This presentation will outline interdisciplinary research-in-progress in the digital humanities. Using historical methods and building on previous qualitative place-based enquiry into tuberculosis sanatoria, this current project endeavours to create a more detailed picture of the urban, social and cultural history of tuberculosis in South Australia at the turn of the twentieth century.
We aim to demonstrate how non-specialist and freely available databases and mapping software can be used by researchers, and particularly historians, to bring to life archival vital records; an under-utilised set of data.
This presentation will briefly overview influential international digital humanities projects within the area of health and historical mapping. Additionally, it will describe pertinent digital methods and demonstrate how primary data can be collected and collated from historical records, in both paper-based and digital collections.

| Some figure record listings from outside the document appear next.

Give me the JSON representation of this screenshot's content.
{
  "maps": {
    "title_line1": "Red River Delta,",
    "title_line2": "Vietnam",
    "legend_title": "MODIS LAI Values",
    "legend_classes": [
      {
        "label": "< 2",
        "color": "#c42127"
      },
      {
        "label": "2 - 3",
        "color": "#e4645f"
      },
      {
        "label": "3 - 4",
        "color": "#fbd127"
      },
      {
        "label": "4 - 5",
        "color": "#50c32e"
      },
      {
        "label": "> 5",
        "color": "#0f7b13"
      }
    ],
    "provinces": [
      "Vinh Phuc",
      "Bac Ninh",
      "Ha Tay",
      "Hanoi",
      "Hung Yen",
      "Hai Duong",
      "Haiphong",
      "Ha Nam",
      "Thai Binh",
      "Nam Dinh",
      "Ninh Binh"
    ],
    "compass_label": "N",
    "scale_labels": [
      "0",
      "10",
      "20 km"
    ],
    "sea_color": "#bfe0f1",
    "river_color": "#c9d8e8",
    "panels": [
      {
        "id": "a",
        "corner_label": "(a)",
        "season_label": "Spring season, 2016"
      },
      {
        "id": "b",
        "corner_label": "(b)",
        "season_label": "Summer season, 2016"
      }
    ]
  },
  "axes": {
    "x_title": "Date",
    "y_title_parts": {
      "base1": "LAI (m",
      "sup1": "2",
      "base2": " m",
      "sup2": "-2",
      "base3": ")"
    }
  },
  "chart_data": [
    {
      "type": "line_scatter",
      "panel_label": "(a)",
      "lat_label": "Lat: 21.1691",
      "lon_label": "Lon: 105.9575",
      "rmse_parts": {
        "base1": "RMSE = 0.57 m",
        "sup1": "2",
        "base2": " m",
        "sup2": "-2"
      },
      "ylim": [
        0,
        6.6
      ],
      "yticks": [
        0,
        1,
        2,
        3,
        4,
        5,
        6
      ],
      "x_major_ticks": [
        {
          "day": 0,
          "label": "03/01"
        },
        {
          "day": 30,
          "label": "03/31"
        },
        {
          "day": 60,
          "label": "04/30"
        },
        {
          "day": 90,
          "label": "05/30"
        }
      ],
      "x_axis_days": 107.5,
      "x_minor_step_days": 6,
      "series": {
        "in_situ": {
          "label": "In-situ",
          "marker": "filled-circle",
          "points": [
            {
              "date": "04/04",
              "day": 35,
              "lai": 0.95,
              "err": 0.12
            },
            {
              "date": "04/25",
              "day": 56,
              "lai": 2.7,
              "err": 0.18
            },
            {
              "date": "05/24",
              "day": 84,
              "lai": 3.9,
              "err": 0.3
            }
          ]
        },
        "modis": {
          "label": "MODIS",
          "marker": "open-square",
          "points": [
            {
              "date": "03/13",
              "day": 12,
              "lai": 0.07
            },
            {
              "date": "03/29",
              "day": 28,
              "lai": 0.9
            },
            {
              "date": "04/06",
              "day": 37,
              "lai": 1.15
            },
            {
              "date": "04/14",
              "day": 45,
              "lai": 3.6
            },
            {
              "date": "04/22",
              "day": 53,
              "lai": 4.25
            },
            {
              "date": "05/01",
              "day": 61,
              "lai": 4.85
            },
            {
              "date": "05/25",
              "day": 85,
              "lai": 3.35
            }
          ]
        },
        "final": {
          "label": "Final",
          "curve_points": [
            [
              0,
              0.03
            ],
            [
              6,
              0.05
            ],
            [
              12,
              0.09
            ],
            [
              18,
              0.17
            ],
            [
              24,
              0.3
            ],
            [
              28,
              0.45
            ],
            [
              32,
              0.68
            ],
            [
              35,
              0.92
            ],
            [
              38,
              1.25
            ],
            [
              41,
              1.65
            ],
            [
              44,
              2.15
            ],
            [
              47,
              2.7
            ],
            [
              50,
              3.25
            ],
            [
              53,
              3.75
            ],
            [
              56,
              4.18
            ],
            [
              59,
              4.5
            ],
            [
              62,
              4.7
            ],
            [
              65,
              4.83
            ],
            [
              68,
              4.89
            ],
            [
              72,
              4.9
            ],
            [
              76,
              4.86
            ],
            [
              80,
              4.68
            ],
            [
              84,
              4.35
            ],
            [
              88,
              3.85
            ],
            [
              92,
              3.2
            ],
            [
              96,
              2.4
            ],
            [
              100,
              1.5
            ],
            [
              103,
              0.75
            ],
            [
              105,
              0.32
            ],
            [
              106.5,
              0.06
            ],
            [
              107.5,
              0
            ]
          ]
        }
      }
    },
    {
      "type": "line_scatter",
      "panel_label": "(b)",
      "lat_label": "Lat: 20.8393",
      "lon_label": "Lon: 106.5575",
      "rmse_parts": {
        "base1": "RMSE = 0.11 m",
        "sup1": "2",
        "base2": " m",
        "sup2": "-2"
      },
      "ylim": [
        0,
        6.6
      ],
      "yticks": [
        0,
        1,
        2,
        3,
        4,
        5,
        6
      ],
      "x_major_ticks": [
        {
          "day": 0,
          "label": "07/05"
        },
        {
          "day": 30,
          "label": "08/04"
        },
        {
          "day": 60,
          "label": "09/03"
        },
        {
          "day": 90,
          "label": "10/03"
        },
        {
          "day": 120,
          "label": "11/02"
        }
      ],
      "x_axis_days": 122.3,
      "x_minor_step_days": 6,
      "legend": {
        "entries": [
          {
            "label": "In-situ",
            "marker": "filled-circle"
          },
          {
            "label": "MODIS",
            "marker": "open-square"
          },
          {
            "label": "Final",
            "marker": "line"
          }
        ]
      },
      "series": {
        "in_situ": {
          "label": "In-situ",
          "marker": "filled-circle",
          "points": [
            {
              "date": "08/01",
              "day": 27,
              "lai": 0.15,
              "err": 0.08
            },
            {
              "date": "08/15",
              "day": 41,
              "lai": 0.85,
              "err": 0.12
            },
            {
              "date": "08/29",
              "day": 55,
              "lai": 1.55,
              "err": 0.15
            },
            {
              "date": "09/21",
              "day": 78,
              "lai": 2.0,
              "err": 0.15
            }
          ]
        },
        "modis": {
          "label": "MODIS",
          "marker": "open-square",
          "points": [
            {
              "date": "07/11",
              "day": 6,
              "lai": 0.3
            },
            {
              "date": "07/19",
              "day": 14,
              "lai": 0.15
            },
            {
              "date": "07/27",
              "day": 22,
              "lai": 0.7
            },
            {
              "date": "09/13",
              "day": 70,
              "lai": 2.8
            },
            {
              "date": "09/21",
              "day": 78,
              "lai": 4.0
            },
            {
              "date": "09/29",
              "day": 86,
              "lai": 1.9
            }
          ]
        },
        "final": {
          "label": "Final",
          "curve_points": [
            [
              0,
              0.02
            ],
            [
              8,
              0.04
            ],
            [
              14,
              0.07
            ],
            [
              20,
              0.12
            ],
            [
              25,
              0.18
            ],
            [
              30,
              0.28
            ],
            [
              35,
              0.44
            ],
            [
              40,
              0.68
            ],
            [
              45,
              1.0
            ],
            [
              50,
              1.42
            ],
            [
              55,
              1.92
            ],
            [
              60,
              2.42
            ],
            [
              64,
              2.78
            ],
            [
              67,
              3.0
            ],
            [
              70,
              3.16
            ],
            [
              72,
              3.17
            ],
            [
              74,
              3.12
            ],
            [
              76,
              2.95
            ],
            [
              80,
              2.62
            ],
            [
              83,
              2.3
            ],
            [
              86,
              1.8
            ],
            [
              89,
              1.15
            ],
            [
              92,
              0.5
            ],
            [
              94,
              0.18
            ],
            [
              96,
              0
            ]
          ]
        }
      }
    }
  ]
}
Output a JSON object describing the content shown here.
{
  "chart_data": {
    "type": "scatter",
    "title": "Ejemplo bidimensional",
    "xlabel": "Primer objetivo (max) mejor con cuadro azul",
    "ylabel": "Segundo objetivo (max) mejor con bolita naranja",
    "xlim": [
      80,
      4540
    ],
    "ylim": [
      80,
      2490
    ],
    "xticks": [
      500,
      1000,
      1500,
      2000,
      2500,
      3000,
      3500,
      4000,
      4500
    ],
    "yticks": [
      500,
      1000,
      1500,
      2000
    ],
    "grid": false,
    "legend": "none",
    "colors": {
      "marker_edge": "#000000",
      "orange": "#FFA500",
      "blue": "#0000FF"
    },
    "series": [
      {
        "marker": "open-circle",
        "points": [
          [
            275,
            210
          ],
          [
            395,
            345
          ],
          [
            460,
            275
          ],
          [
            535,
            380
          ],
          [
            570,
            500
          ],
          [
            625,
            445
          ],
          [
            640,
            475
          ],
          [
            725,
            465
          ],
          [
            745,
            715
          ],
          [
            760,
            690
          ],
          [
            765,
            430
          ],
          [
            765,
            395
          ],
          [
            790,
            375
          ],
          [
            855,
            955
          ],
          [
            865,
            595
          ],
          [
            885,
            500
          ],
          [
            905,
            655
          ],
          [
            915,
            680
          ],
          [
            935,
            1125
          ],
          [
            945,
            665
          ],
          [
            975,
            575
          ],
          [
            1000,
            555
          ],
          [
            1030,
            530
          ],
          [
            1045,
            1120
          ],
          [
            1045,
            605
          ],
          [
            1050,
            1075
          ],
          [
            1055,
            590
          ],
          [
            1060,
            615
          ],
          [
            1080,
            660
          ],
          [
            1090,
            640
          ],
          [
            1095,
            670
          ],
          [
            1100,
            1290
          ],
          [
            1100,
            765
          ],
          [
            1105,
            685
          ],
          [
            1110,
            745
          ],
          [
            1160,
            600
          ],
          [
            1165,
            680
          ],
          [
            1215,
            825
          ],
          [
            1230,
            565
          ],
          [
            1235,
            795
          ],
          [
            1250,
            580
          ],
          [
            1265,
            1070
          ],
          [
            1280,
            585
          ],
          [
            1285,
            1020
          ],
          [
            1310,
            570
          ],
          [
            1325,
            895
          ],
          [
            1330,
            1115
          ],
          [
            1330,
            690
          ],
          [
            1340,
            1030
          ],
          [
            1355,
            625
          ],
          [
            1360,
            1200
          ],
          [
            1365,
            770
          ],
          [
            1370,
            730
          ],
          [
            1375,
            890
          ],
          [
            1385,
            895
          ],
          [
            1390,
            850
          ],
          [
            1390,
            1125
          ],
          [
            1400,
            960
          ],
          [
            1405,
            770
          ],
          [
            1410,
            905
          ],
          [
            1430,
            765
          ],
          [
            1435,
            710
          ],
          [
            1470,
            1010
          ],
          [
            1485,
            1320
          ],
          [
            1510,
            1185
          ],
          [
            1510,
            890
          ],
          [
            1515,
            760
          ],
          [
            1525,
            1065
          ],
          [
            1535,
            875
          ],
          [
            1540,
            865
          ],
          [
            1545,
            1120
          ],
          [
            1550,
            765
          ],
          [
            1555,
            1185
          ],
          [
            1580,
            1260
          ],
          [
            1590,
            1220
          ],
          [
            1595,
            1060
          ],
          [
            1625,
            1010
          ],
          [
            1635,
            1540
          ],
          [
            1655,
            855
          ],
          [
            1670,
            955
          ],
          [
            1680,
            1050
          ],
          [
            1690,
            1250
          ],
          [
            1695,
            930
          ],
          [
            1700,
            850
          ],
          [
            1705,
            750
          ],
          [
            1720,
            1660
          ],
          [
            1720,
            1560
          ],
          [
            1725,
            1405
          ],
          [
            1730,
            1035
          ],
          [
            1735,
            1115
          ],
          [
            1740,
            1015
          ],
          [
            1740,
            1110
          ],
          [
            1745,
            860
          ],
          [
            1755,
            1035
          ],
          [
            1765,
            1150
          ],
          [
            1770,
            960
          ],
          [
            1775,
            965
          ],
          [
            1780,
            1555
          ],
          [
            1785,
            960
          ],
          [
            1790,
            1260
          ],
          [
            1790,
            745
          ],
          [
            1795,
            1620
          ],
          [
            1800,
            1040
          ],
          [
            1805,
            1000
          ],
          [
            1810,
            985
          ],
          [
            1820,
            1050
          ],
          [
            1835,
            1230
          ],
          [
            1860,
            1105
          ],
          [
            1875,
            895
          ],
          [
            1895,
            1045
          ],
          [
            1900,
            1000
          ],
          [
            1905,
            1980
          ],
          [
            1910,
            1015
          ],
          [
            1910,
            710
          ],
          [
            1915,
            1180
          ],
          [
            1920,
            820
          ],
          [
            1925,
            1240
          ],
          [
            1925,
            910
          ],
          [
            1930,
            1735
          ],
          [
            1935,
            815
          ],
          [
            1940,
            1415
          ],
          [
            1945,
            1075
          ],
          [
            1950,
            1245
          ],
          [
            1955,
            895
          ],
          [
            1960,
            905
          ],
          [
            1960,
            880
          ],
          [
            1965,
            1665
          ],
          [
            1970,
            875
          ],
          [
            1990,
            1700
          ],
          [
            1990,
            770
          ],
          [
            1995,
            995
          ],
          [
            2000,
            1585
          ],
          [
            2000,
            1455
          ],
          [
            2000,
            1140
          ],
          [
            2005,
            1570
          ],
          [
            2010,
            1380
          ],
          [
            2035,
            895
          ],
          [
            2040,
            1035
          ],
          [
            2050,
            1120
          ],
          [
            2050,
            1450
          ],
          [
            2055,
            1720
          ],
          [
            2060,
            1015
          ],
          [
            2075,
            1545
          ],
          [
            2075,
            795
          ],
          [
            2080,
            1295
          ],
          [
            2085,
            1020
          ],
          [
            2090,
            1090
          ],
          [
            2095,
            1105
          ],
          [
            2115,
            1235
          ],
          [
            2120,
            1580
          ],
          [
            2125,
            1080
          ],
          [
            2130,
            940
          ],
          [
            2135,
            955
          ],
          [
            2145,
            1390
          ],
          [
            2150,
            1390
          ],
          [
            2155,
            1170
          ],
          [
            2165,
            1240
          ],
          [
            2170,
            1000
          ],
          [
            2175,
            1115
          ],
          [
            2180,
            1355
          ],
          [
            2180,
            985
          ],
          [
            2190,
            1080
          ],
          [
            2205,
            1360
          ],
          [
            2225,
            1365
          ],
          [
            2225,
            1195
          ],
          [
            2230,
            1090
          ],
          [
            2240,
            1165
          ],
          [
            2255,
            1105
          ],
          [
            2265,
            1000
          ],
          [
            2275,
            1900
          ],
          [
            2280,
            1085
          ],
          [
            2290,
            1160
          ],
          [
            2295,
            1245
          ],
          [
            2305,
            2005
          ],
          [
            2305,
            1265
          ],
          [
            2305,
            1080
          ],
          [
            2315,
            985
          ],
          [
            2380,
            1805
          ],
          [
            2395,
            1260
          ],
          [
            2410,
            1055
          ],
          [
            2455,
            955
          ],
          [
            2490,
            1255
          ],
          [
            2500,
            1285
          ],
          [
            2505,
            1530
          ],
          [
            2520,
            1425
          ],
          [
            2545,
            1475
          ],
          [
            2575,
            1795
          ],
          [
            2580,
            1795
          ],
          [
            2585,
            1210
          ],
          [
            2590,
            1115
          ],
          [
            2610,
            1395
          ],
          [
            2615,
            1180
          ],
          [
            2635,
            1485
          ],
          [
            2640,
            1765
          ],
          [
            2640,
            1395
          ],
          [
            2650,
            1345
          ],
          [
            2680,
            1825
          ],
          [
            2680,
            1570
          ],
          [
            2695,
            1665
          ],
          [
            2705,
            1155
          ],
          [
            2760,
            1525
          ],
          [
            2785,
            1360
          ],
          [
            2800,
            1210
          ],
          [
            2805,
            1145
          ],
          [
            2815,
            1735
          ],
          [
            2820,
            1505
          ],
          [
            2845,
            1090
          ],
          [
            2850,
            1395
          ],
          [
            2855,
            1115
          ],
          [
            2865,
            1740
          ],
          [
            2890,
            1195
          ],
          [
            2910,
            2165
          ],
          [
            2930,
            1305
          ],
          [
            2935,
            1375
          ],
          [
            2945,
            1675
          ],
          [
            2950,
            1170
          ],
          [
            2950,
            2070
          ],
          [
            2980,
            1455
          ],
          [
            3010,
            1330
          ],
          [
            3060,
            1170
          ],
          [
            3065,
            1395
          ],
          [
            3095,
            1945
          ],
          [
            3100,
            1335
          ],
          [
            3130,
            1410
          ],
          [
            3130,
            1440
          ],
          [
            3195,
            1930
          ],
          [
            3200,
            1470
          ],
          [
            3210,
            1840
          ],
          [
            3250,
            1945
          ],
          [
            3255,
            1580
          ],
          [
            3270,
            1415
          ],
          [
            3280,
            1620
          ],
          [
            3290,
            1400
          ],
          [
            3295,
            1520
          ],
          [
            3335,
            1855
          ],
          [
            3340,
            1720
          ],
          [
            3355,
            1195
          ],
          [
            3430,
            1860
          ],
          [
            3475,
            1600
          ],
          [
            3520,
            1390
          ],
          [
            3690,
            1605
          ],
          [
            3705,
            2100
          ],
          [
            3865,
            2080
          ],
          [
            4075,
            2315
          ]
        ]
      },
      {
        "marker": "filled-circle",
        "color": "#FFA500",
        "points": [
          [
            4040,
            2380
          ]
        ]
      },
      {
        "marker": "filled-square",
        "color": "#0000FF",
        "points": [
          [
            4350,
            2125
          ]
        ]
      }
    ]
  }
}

Specifically, we will illustrate how, in this current project, historical data has been spatially re-emplaced and augmented with records relating to social conditions and housing. We will demonstrate the spatial analytical techniques being used to explore associations between the geographic distribution of tuberculosis deaths across metropolitan Adelaide and the socio-demographic and socio-economic conditions of the time. Techniques which will be mentioned include digital mapping, data visualisation and graphing, and the digital overlaying of maps and photographic records, all using freely available software, tutorials and resources. Data presented will include that found through Trove, especially online newspapers, as well as postal directories, maps, government reports, census data and photographic collections. Collectively these data lead to the development of an increasingly rich picture of the topic in question.